Institutions should not resort to relying on income from international students to fund research and development projects, a report from the Higher Education Policy Institute has indicated ahead of this week’s UK budget announcement.
Instead, the UK government must reconsider the amount of funding it has budgeted for research and development at universities in the country, the paper suggested.
“Universities roughly break even on teaching home students but make a big loss on research”
“If policymakers simultaneously wish to hold down – or reduce – tuition fees, oversee further improvements to the student experience and increase spending on research to levels that are unprecedented in recent times (to 2.4% of GDP), then they are likely to need to find considerably more than the £18 billion they have currently assigned,” the paper outlined.

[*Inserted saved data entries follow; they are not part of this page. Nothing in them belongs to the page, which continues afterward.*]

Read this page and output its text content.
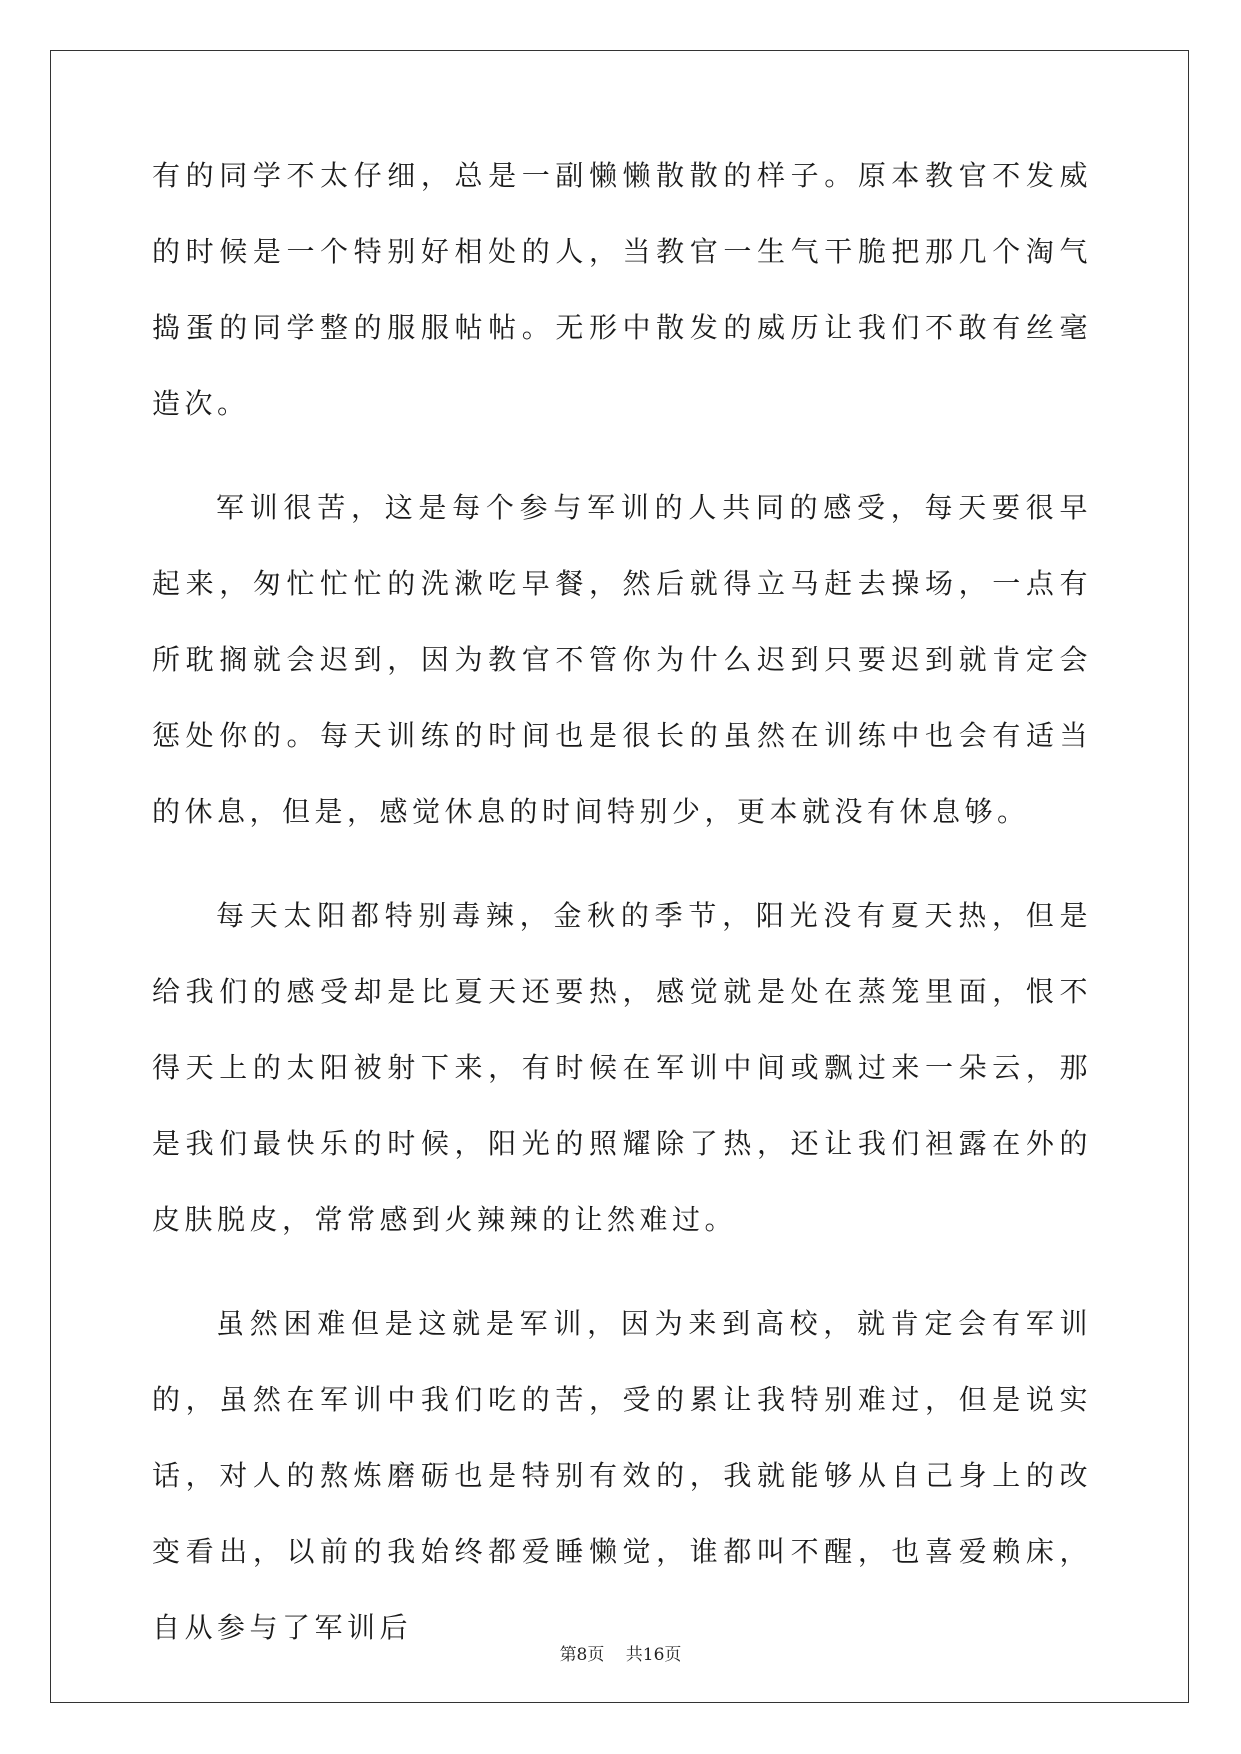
有的同学不太仔细，总是一副懒懒散散的样子。原本教官不发威的时候是一个特别好相处的人，当教官一生气干脆把那几个淘气捣蛋的同学整的服服帖帖。无形中散发的威历让我们不敢有丝毫造次。

军训很苦，这是每个参与军训的人共同的感受，每天要很早起来，匆忙忙忙的洗漱吃早餐，然后就得立马赶去操场，一点有所耽搁就会迟到，因为教官不管你为什么迟到只要迟到就肯定会惩处你的。每天训练的时间也是很长的虽然在训练中也会有适当的休息，但是，感觉休息的时间特别少，更本就没有休息够。

每天太阳都特别毒辣，金秋的季节，阳光没有夏天热，但是给我们的感受却是比夏天还要热，感觉就是处在蒸笼里面，恨不得天上的太阳被射下来，有时候在军训中间或飘过来一朵云，那是我们最快乐的时候，阳光的照耀除了热，还让我们袒露在外的皮肤脱皮，常常感到火辣辣的让然难过。

虽然困难但是这就是军训，因为来到高校，就肯定会有军训的，虽然在军训中我们吃的苦，受的累让我特别难过，但是说实话，对人的熬炼磨砺也是特别有效的，我就能够从自己身上的改变看出，以前的我始终都爱睡懒觉，谁都叫不醒，也喜爱赖床，自从参与了军训后

第8页 共16页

“Universities roughly break even on teaching home students but make a big loss on research. They fill in part of that gap from the surplus on teaching international students,” Nick Hillman, HEPI director and the author of the report, said.
Were the government to introduce a fee cap of £7,500 for UK students as the Augar report recommended, universities face a “looming large loss”, he added.
“If that happens, they will have to use international student fees to subsidise home students and there will be less money for covering gaps in research funding,” Hillman warned.
According to HEPI, in 2017/18 around 272,000 non-EU students in England and Northern Ireland each paid £5,100 more than it cost to educate them.
Around £4,250 from each student went towards reducing the deficit on research. International fees also support some of the cost of teaching domestic students.
The report warned that there is a danger the UK university sector will become over-reliant on other countries at a time when there are already fears of over-exposure to fluctuations in geopolitics affecting how many students – especially students from China – wish to pay high fees to study in the UK.
If the government meets targets to increase education export earnings to £35 billion a year and host 600,000 international students by 2030, cross-subsidising research from international student fees may still be possible, it read.
However, the document highlights that previous targets on international students “have been missed”.
“Moreover, relying more on international student fees to bolster the teaching of home students will always make it harder to realise the R&D target than if all the available cross-subsidies were spent on research,” the report suggested.
If international fees are used to fill gaps in research and development funding caused by drops in domestic fees, the annual research deficit in England and Northern Ireland alone could rise to £4.9 billion from £3.7 billion, it added.
The paper comes a week after the Russell Group urged the government to “make a commitment to ring-fence sufficient funding” for future research projects.